Walkers are being warned of the danger of picking up blood-sucking ticks which could cause a devastating disease.

Tuesday, 9th July 2019, 9:08 am

A warning sign is in place in Glynde on a field gate, in Ranscombe Lane, which leads to the popular Mount Caburn and Bible Bottom walk on The Downs.

The sign states that ticks are known to be present in the area and advises walkers to wear light coloured trousers and tuck their trouser bottoms into their socks.

Ticks, can occasionally be infected by Lyme Disease, which they pick up from livestock. The disease can result in debilitating flu-like symptoms which can last for years.

Ticks are tiny spider-like creatures likely to be found in longer grass or woodland, which attach themselves to bare flesh when people brush by.

Once a tick bites into the skin, it feeds on blood for a few days before dropping off.

Many people with early symptoms of Lyme disease develop a circular red skin rash around a tick bite.

The rash can appear up to three months after being bitten by a tick and usually lasts for several weeks. Most rashes appear within the first four weeks. The skin will be red and the edges may feel slightly raised.

Not everyone with Lyme disease gets the rash.
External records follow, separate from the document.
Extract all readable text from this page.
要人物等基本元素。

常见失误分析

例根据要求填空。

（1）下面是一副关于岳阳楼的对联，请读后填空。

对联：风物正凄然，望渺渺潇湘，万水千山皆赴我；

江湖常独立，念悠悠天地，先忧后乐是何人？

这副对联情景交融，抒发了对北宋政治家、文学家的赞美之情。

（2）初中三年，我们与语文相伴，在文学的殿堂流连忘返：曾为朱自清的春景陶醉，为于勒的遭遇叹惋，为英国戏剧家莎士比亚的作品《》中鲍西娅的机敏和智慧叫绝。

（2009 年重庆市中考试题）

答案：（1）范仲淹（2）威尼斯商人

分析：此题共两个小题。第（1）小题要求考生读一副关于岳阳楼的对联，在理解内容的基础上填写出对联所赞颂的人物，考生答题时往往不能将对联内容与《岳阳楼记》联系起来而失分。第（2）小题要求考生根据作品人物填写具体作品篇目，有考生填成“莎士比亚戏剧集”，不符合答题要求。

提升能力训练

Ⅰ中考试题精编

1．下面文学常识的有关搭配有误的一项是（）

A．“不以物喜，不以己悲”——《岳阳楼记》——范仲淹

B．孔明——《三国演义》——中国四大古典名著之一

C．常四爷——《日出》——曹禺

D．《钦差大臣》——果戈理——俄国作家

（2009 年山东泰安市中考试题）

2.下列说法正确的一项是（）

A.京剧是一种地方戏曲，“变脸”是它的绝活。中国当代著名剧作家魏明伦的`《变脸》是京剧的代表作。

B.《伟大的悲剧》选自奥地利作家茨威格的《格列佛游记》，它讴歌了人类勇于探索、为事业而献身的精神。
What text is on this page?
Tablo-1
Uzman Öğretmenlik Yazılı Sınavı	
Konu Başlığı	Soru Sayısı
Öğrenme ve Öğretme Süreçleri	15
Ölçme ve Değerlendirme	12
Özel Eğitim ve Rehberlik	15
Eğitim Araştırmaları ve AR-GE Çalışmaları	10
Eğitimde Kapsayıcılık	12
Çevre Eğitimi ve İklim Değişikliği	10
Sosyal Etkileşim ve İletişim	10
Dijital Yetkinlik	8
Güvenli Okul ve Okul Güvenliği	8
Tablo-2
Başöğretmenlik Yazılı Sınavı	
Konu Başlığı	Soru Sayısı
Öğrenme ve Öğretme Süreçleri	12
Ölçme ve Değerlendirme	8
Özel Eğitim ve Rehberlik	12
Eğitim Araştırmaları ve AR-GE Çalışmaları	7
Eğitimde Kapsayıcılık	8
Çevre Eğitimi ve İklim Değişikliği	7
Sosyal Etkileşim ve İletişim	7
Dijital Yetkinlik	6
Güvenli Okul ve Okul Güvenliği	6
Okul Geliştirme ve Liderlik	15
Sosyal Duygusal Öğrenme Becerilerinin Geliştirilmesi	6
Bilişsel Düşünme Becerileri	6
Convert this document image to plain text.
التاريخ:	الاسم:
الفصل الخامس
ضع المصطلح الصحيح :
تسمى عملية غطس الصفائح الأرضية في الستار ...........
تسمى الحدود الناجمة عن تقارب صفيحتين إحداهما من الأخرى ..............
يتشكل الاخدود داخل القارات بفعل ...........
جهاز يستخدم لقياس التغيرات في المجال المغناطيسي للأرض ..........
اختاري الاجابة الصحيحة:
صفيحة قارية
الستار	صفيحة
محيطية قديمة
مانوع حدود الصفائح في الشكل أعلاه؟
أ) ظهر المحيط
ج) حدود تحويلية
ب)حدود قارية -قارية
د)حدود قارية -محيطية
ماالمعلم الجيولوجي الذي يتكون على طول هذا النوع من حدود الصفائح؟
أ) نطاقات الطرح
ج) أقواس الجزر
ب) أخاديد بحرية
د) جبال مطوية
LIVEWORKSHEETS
Some people also have flu-like symptoms in the early stages, such as: a high temperature, or feeling hot and shivery, headaches, muscle and joint pain, tiredness and loss of energy.

Only a small number of ticks are infected with the bacteria that cause Lyme disease. A tick bite can only cause Lyme disease in humans if the tick has already bitten an infected animal.

But it’s still important to be aware of ticks and to safely remove them as soon as possible, just in case.

Ticks that may cause Lyme disease are found all over the UK, but high-risk areas include grassy and wooded areas in southern England and the Scottish Highlands.

Tick bites aren’t always painful. You may not notice a tick unless you see it on your skin. Regularly check your skin and your children’s or pets’ skin after being outdoors.

To remove a tick safely, use fine-tipped tweezers or a tick-removal tool – you can buy these from some pharmacies, vets and pet shops.

Grasp the tick as close to the skin as possible and slowly pull upwards, taking care not to squeeze or crush the tick. Dispose of it when you’ve removed it. Clean the bite with antiseptic or soap and water.

NHS advice is that you should see a GP if you have been bitten by a tick or visited an area in the past month where infected ticks are found and you get: flu-like symptoms – such as feeling hot and shivery, headaches, aching muscles or feeling sick, or a circular red rash Tell them if you’ve been in forests or grassy areas.

To reduce the risk of being bitten: cover your skin while walking outdoors and tuck your trousers into your socks; use insect repellent on your clothes and skin – products containing DEET are best; stick to paths whenever possible; wear light-coloured clothing so ticks are easier to spot and brush off.